Alexander Barboza esta en camino de salir del Botafogo rumbo a Palmeiras, y algunos ya intentan presentar el movimiento como si el defensor hubiera sido empujado fuera del Nilton Santos contra su voluntad. No fue asi. A diferencia del caso Savarino, cuando el club abrio la puerta a una negociacion, Barboza eligio no renovar y tomo otro camino.
Es una decision profesional legitima. El futbol no se construye sobre votos eternos. Lo extraño es la despedida envuelta en el lenguaje de las “garantias”, como dijo Barboza en una entrevista con ge/globoesporte.com. Queria garantias de que Botafogo seguiria compitiendo por titulos. En ese punto, solo le faltaba pedir que la proxima copa viniera con firma certificada.
Las garantias se construyen en la cancha
Barboza es futbolista, no auditor externo del proyecto deportivo. Si Botafogo debe pelear por titulos, entonces un zaguero titular, lider de vestuario y campeon reciente no deberia limitarse a pedir garantias. Deberia ser una de ellas.

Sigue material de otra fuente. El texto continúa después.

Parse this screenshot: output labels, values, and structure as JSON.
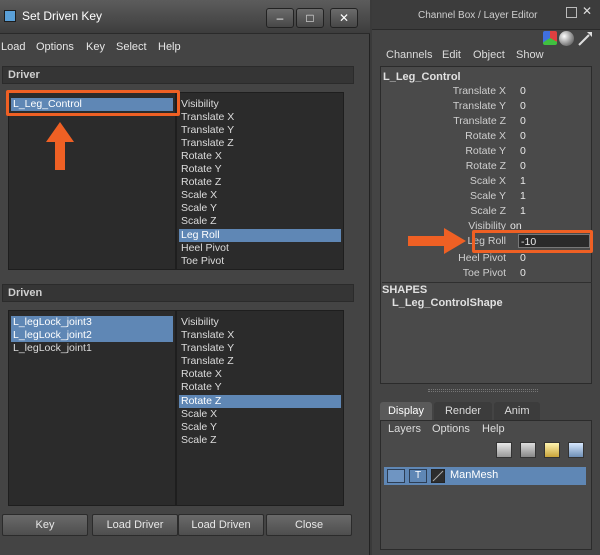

La hinchada ya hizo su parte. Le pidio que se quedara, canto su nombre y lo trato como lider. Parte de la respuesta debia venir del propio Barboza: ganar duelos, cortar centros y aparecer en los partidos grandes.
Pero al parecer el paquete ideal era otro: club bien administrado, salarios fuertes, proyecto estable, dirigentes preferidos en sus cargos y una garantia sellada de futuro ganador. En el futbol real, ese documento no existe.
Al final, Barboza se va porque eligio irse. Puede que este tomando la decision correcta para su carrera, pero no hace falta venderla como una gran declaracion. Quien busca certeza absoluta tal vez este en la profesion equivocada. El futbol no es una escribania y los trofeos no vienen por escrito.